Et Philippe, ça lui fait quoi ?

M : Il est très étonné : il a passé des années seul, et il se retrouve avec plein de personnes autour de lui. Des fois, ça lui donne un peu le tournis, parce que les gens lui écrivent, et comme il n’aime pas écrire… je lui dis : « Ben faut que tu répondes maintenant, ils étaient là pour toi donc c’est à toi maintenant de rester en lien. » Il est content que ça parle de la cause des longues peines, mais il ne se doutait pas que ça pouvait aller aussi loin. Moi non plus d’ailleurs.

Et l’idée du film ?

P : Pendant le procès, avec Philippe, on se dit qu’il faut peut-être prendre des images, documenter tout ça. Et surtout, on se dit qu’il y a beaucoup de chances que l’appel ne donne rien du tout, et que Philippe parte pour de longues d’années. Alors, faire un film, c’était aussi une manière de se projeter différemment ensemble dans le temps, de ne pas être juste dans le temps judiciaire, pénal, dans l’attente du procès, puis du transfert, d’une éventuelle conditionnelle un jour pour qu’il sorte, etc. Faire un film, c’est aussi une manière de dire que s’il ne se passe pas grand-chose au procès, on va continuer.

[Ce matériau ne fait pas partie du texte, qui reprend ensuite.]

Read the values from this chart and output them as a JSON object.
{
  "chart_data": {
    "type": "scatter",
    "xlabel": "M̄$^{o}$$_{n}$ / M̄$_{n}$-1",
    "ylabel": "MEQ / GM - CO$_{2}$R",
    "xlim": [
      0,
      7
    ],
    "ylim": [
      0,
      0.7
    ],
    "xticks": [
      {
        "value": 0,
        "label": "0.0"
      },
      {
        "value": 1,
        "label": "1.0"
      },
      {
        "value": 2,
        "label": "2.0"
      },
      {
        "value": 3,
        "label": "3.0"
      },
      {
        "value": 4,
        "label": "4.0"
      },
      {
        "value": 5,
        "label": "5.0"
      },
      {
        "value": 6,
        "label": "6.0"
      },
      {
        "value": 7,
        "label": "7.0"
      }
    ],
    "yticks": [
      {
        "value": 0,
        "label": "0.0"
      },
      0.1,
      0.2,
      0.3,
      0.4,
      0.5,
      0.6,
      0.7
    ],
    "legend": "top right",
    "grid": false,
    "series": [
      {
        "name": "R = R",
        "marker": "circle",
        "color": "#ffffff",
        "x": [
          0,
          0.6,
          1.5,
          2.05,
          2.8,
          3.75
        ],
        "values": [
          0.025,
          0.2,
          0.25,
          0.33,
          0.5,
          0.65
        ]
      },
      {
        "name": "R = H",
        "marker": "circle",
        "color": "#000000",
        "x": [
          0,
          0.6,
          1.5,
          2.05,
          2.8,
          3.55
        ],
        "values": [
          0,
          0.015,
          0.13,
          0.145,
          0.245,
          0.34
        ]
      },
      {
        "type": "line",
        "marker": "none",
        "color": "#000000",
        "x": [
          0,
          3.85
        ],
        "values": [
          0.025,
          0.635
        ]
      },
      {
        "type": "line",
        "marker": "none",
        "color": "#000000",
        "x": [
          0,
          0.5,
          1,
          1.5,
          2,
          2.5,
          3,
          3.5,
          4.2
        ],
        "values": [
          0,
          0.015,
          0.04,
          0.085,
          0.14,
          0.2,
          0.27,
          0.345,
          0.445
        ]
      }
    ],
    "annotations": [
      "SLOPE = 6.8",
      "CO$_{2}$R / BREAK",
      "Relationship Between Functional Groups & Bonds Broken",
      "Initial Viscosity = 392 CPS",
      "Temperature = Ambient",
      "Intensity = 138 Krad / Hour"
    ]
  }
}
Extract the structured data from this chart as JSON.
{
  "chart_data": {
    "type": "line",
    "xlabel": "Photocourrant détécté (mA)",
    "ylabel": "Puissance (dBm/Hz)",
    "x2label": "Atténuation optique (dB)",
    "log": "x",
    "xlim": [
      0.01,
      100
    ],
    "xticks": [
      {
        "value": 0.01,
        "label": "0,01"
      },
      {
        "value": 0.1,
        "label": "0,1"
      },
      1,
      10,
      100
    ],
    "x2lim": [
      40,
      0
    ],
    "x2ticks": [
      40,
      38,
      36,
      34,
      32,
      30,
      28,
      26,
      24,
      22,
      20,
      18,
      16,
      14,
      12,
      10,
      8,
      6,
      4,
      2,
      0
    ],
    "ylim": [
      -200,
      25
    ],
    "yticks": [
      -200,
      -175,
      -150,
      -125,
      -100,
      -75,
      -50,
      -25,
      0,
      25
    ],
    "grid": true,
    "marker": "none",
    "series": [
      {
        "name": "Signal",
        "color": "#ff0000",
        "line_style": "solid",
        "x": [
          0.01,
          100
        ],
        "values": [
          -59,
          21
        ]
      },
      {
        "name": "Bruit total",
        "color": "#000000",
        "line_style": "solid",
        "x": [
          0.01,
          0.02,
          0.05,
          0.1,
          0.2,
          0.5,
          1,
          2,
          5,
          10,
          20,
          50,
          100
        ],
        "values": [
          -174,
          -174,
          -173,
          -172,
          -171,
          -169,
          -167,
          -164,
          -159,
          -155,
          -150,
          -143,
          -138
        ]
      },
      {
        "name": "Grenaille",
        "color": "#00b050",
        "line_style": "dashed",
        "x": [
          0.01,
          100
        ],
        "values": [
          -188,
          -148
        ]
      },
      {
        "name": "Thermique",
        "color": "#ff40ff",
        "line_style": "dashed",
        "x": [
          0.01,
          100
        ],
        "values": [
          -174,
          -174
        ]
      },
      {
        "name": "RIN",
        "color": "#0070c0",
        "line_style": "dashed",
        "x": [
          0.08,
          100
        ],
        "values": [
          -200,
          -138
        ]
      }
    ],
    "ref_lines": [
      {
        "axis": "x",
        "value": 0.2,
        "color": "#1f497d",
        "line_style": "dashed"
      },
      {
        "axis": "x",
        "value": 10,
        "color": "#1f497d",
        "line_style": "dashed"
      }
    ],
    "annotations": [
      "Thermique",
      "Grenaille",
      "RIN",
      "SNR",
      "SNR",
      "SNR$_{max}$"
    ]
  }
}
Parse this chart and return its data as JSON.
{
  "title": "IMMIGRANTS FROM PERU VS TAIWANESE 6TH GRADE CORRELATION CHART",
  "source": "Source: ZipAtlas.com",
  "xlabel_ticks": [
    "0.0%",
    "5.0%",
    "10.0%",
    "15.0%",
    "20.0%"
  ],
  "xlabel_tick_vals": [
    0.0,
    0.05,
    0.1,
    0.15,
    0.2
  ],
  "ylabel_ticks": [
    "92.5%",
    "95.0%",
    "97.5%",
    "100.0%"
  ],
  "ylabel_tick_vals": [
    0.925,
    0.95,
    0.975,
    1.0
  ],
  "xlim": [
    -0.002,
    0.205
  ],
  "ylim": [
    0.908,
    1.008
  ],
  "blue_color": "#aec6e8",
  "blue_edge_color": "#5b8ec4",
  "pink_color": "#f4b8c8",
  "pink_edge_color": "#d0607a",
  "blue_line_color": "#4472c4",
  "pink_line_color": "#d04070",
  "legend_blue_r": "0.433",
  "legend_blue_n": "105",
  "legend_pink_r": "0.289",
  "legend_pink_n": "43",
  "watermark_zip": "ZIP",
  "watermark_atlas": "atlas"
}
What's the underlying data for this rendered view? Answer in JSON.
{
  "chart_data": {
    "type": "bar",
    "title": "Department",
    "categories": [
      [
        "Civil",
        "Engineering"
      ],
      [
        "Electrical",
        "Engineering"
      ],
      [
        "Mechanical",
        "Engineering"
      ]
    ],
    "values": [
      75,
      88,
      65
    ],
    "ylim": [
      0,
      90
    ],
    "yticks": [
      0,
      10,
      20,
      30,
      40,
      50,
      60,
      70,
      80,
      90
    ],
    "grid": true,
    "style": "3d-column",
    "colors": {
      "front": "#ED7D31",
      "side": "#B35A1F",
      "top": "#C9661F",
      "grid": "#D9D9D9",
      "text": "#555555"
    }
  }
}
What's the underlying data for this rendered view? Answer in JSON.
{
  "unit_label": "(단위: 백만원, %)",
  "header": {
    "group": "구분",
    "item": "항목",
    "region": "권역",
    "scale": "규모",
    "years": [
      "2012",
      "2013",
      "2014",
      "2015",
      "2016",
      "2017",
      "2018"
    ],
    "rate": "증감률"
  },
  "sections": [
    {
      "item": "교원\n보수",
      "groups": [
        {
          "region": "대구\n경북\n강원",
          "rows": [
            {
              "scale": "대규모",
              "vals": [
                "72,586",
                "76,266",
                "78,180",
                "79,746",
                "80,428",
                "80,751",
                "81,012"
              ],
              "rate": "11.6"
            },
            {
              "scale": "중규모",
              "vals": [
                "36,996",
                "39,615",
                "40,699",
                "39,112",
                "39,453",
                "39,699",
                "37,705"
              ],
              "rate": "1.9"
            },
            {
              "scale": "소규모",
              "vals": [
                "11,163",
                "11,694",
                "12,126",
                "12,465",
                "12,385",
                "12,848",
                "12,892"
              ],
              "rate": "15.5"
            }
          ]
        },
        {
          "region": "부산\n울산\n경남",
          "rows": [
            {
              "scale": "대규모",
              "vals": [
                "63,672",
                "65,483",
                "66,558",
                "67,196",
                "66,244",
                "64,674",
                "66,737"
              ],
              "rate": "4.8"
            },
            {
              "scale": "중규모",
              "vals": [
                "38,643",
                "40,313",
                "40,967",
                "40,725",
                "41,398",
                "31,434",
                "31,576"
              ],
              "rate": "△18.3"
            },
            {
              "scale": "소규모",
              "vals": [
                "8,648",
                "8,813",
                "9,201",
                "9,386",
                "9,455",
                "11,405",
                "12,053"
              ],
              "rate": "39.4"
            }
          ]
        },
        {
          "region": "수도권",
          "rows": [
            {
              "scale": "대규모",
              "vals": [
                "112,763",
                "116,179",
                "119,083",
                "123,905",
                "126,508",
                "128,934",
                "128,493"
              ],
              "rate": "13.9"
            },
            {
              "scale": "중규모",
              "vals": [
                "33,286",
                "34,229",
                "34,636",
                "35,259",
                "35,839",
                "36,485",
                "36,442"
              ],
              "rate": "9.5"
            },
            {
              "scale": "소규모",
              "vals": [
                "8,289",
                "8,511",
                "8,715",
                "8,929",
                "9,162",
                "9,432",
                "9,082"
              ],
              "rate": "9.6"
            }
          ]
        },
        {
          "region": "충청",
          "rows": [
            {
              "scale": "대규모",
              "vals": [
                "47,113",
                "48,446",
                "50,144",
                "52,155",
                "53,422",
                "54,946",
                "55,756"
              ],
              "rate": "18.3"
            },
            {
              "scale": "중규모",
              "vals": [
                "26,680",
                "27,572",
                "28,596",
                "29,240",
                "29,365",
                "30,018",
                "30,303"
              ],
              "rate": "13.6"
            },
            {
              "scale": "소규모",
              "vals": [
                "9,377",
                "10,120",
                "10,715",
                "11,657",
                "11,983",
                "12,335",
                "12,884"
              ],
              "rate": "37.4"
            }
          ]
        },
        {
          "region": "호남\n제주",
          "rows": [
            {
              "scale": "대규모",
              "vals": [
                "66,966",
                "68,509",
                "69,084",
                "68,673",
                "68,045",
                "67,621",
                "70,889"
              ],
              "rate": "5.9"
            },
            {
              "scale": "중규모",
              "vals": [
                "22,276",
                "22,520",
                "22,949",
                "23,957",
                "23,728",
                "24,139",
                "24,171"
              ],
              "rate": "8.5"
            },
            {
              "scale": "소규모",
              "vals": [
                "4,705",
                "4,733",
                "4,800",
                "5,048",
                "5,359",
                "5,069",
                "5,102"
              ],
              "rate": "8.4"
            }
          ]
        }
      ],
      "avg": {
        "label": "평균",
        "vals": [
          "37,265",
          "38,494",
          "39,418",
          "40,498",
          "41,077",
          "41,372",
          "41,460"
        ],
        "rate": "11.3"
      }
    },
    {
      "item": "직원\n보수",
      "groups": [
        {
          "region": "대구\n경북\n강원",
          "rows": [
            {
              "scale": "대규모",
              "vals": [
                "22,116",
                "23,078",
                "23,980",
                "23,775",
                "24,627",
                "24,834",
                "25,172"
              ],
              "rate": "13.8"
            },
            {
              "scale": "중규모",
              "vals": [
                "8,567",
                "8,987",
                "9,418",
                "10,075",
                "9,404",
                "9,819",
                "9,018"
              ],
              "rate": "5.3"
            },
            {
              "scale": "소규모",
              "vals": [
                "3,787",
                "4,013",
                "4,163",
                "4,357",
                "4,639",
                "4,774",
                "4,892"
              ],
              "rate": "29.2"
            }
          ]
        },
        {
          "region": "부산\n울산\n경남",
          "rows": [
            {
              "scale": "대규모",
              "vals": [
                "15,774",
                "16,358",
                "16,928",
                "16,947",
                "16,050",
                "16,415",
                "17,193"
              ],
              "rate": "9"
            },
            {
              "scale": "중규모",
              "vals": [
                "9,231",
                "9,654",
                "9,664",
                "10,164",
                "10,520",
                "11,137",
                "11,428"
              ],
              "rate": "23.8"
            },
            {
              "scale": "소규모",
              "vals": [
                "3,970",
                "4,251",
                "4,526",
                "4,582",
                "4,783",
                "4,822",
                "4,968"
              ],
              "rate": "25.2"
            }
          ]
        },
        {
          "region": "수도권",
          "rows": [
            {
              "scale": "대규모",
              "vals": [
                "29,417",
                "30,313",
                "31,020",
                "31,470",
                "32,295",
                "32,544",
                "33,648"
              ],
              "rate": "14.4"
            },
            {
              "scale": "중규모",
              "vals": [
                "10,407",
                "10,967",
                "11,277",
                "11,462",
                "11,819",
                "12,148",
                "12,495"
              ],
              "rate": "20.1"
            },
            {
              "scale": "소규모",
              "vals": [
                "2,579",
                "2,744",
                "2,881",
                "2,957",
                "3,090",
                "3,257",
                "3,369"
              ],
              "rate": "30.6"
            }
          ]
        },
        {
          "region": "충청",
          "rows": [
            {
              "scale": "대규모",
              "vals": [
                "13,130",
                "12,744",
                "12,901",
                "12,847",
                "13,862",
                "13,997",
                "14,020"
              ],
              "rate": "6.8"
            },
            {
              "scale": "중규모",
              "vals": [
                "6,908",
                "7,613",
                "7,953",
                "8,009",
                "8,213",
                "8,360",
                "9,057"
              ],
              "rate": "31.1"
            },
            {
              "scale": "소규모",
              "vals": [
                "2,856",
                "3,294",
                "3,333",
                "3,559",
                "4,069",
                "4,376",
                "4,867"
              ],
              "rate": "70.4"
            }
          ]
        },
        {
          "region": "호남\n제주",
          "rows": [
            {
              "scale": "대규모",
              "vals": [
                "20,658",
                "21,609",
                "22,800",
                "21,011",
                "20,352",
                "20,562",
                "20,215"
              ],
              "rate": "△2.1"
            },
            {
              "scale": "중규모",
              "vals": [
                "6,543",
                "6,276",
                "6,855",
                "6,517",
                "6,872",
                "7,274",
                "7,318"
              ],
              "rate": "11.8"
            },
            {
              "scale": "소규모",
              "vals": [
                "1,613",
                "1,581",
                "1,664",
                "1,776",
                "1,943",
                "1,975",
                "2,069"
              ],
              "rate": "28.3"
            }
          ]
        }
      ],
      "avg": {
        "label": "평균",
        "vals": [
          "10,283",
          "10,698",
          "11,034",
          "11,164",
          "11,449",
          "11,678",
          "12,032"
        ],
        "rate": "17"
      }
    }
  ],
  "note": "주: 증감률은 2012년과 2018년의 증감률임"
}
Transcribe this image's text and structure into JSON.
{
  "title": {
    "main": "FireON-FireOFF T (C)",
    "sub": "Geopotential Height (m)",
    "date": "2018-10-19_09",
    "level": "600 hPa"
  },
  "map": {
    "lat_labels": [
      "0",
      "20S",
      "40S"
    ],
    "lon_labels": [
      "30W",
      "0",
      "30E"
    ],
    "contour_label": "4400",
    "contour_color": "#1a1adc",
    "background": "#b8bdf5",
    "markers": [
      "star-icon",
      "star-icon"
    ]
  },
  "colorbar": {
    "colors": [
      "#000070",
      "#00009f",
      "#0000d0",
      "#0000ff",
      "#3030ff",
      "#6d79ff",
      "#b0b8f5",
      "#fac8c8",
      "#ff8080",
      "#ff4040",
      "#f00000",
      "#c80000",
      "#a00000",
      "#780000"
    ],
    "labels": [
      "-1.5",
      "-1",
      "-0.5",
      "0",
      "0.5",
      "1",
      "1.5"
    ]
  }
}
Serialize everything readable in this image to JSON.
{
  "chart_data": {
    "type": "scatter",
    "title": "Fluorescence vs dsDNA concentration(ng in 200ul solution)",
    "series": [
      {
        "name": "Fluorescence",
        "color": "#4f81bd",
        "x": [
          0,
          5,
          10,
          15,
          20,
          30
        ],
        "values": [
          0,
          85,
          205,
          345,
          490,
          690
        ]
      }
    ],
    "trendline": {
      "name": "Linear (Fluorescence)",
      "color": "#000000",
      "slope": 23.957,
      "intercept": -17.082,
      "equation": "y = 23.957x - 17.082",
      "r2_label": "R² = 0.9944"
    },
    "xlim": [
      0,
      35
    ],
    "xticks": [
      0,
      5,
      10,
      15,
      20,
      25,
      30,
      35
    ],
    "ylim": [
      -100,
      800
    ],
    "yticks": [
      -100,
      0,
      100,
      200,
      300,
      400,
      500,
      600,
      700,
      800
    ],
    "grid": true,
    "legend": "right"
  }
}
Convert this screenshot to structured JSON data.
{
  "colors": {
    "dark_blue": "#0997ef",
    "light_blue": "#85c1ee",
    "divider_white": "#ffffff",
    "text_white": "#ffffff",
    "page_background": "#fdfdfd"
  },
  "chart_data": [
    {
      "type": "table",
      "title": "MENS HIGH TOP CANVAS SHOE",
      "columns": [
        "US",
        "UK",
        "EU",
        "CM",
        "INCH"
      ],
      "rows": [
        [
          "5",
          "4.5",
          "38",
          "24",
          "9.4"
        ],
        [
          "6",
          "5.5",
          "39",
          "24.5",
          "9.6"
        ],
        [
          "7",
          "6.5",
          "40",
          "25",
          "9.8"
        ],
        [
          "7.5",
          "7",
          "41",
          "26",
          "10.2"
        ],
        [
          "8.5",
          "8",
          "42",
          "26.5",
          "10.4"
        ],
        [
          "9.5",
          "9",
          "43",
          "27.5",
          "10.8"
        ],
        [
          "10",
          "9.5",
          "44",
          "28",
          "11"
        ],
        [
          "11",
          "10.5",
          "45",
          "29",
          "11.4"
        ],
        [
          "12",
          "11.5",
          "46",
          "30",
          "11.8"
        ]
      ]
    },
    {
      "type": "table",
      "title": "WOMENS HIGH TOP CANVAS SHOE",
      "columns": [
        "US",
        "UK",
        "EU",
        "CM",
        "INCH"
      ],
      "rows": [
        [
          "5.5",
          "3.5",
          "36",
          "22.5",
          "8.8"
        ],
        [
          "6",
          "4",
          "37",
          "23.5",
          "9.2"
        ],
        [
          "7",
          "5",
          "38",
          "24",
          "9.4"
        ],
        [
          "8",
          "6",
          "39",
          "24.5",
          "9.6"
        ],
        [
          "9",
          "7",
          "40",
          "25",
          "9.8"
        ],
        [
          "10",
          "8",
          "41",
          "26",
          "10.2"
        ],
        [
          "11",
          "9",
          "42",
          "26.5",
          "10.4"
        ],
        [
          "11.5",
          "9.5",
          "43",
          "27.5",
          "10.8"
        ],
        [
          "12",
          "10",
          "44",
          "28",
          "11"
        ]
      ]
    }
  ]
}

M : Au départ, j’y allais à reculons. L’histoire du film, j’étais pas pour, je ne voulais pas me mettre en avant. J’avais peur que certaines personnes l’apprennent comme ça : il y avait encore des personnes dans mon entourage qui ne le savaient pas, et à qui je ne pouvais pas le dire. Me connaissant, ils ne comprendraient pas, ils prendraient ça vraiment méchamment. Maintenant, ça va, j’aime bien. J’aime bien couper la parole à Pierrot pendant les débats, quand il va trop loin, quand il déborde (Rires).

Ce film, c’est comme une bouée au milieu de la tempête…

P : Oui, c’est clairement une manière de se rassurer. Après, pour ce qui est des images, c’est parfois n’importe quoi ; je prends des images à droite à gauche, mais c’est pas non plus la priorité de la vie à ce moment-là. Des copains et copines prennent la caméra de temps en temps, filment un bout de conférence de presse, etc. Je suis au volant, je sors du parloir où j’ai été cherché Monique, hop ! un copain enregistre un bout de son. C’est même dingue qu’on ait réussi à se dire qu’il fallait qu’on prenne quand même un peu de matière. C’est bien parce qu’on se raconte qu’on en fera quelque chose, qu’on se dit que ce sera un pied de nez, au procès. Ça ne devient un projet de film qu’une fois le procès en appel passé.

Quelles ont été les difficultés que vous avez rencontrées ?

P : On a transformé des impossibilités légales – tu ne peux pas filmer la prison, ou un procès aux assises ; c’est secret et pour toujours – en choix de réalisation. On avait bien quelques images de copains et copines qui discutent sur les marches du tribunal, qui réagissent à ce qui est en train de se passer ; mais au moment du montage avec Zed on n’avait pas envie d’être dans le commentaire, alors on a viré tout ça au montage. Au final, on a traité le procès exactement comme on traite la prison dans le film, c’est-à-dire comme quelque chose qu’on n’a pas le droit de montrer, sans faire mine qu’on en a le pouvoir. Ce qui compte depuis la prison, c’est que Philippe parle, en long, et que sa parole soit pas parasitée, qu’on l’entende vraiment.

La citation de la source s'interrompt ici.